As a conceptually independent form of art, Performance Art had its beginnings in the late 1960 and early 1970s in the United States. However, it is possible to discern a tendency toward performance in the great avant-garde movements of the early twentieth century. Futurists, Dadaists, and Surrealists discovered that actions were an effective means of representation, and the focal point became the creative process itself, rather than the work of art and the creative subject. In the 1950s and 1960s happenings, Fluxus, and Viennese Actionism also developed provocative actions, not only protesting against the concept of the museum art object and its value as a commodity on the art market, but also rejecting the concept altogether. John Cage, Yves Klein, and Piero Manzoni were some of the major artists credited with influencing the later development of Performance Art as a discipline. Direct predecessors included Joseph Beuys, known as the “shaman of the new age,” who enchanted the public in special ways; as well as Vito Acconci, Bruce Nauman, and practitioners of Body Art, who used their own bodies as material for their art.

In Europe Performance Art reached an apex in the mid-1970s. For example, 1977’s documenta 6, curated by Manfred Schneckenburger, devoted a great deal of space to Performance Art. Among the European centers was the Stichting de Appel, an old warehouse in Amsterdam. From 1975 onward, under the direction of Wies Small, it became a leading experimental platform for what was then still a young discipline.

Actions crossed the boundaries between genres; not only did they include elements of theater, but dance, movement, music, sound and noise, literature, photography, film, and video were also incorporated. The main medium was the performer’s body, not canvas and paint. Valie Export, for instance, created her provocative Tapp- und Tastkino (Touch and feel cinema) in 1968 by fastening a Styrofoam box with two openings over her naked breasts, and then encouraging passersby in Munich’s Stachus Square to put their hands into this “movie theater.” In 1971 Chris Burden had a friend shoot a bullet into his arm in his performance, Shoot, held at a gallery in Santa Ana, California. Marina Abramovic has also frequently used her body as the starting point for relentless, artistic self-questioning. In her infamous work, Rhythm 0, performed at a gallery in Naplesin 1974, she submissively exposed herself for several hours to the public, along with instruments such as scissors, knives, and pistols. This resulted in numerous attacks, and finally an injury to the artist. In his 1978 performance at the spa hall in Abano Terme, Scylla and Charybdis, Timm Ulrichs rolled with outstretched arms between two live electric wires in the hall—a tightrope act between life and death.

Never before has art addressed the public so directly.
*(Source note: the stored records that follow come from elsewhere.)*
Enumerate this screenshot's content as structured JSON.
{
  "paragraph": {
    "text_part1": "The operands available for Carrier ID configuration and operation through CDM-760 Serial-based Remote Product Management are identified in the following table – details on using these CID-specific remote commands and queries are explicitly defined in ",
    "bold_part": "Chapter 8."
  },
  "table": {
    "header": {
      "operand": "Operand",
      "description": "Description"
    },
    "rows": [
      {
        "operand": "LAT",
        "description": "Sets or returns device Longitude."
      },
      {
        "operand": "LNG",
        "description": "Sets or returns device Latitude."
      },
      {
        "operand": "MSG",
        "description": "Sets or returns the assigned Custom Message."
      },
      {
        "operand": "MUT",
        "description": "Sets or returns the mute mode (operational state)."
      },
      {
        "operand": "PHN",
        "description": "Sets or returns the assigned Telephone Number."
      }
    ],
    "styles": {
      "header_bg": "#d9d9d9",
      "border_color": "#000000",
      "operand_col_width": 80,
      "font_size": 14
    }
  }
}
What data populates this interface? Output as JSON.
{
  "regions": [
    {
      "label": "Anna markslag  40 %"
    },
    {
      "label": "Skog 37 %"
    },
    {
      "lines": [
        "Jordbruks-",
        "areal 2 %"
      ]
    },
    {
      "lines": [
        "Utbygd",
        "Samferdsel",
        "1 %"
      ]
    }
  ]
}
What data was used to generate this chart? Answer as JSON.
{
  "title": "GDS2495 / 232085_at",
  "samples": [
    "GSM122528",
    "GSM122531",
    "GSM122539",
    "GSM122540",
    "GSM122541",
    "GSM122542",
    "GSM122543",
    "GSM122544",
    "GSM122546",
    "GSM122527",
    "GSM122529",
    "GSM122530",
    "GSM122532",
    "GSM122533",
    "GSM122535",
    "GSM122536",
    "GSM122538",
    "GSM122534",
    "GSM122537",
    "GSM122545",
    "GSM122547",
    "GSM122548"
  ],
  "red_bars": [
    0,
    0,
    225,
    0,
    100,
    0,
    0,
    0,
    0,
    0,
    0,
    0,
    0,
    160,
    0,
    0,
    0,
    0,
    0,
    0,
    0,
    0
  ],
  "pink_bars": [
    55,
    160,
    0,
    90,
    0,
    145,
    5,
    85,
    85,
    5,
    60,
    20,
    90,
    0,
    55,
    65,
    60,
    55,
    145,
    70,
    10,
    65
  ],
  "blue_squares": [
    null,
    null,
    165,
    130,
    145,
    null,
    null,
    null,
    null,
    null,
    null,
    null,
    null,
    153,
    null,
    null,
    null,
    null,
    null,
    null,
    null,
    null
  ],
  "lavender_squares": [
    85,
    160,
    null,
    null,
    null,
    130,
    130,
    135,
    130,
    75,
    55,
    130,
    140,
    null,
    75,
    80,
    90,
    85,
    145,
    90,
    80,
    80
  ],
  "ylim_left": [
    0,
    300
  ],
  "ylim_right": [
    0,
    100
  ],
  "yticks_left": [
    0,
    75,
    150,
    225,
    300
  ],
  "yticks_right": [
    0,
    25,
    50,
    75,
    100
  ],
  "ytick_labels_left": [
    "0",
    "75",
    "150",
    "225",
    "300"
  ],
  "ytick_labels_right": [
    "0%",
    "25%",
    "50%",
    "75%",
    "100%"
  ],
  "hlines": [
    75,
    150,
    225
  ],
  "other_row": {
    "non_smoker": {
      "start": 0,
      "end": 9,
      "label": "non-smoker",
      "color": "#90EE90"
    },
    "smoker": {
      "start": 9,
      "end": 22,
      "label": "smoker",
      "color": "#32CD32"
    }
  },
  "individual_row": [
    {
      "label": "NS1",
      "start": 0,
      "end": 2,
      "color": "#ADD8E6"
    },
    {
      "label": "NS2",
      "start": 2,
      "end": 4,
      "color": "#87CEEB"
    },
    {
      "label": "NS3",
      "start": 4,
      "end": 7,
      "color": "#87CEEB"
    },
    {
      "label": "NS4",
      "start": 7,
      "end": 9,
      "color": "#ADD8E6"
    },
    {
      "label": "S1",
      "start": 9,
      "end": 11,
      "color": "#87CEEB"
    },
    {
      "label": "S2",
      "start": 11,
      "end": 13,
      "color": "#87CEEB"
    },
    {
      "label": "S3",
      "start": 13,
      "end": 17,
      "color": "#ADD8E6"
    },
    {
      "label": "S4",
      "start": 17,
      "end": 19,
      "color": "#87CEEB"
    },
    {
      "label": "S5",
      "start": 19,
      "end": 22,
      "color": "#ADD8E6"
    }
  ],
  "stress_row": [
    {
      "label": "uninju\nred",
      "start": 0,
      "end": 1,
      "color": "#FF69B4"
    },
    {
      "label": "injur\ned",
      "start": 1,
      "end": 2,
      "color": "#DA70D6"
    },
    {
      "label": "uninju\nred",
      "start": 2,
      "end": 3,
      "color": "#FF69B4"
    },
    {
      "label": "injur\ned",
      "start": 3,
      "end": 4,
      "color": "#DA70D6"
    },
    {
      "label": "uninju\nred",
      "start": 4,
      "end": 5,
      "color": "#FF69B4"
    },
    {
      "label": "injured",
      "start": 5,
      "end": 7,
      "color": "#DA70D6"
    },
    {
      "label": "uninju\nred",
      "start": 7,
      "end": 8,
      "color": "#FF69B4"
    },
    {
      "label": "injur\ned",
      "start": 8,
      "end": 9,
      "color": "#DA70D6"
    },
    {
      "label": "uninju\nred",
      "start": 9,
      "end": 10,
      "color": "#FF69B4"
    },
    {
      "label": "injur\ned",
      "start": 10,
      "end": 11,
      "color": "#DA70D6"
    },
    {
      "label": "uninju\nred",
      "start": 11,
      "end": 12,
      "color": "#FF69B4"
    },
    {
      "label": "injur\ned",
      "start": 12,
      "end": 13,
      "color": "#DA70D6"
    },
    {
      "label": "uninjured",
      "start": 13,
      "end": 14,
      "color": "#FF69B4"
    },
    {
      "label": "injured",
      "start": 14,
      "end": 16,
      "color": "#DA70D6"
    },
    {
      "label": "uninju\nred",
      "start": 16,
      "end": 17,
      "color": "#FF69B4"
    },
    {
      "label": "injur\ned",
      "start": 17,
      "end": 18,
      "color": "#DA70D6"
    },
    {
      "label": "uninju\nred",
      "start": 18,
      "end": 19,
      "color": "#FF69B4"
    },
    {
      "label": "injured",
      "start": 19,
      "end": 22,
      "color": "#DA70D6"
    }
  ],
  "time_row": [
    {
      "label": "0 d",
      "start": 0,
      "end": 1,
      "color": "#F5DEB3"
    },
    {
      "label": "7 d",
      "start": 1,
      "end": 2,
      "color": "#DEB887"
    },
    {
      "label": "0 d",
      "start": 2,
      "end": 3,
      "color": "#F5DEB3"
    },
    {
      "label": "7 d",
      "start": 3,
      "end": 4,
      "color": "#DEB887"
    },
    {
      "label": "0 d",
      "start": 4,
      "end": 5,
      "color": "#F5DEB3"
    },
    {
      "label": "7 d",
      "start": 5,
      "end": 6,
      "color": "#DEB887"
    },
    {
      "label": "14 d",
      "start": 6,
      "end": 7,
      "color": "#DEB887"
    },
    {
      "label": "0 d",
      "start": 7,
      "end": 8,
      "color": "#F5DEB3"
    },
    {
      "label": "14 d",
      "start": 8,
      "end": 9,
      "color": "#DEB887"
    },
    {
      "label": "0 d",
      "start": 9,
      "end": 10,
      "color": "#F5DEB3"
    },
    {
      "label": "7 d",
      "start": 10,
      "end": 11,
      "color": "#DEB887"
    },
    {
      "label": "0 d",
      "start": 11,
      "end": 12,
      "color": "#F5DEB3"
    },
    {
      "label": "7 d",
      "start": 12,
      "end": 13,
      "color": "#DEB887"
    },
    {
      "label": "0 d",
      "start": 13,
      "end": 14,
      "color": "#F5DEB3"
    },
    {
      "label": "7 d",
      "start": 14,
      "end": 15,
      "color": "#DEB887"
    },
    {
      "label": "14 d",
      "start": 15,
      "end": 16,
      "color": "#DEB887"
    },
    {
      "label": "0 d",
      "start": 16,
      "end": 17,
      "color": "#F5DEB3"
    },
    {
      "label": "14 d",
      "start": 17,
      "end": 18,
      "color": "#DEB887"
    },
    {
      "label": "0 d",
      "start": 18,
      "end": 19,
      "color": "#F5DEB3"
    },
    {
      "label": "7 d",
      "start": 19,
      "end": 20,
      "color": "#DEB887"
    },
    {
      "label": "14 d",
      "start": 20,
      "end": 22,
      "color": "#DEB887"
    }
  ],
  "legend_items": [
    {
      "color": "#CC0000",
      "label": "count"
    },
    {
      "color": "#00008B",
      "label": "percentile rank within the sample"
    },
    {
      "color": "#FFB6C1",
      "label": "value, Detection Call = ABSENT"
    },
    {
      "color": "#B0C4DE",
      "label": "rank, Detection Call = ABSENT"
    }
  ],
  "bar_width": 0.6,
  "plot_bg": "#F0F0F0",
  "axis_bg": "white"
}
Never before has art and life been so closely associated; Performance Art moved beyond traditional art sites into the most private of spaces.

As an ephemeral, intangible form of art, Performance Art presented a great challenge to gallerists and museums, since documentary photographs and films, or word-of-mouth, could at best give only a mere impression of the sensations experienced at this kind of artistic event. Reenactments are therefore an alternative way of bringing historical performances back to life. For the project Seven Easy Pieces at the Solomon R. Guggenheim Museum in 2005, for instance, Marina Abramovic chose seven groundbreaking performances by artists from the 1960s and 1970s and reenacted each of them in front of an audience over periods of several hours. Due to the problems involved in documenting them, as well as their economic impracticability, Performance Art was less popular on the art market than classic painting. Today, however, museums all over the world are touting the performative arts, as their spontaneity and power create enthusiasm in viewers—whose minds are, in the end, the perfect storage medium.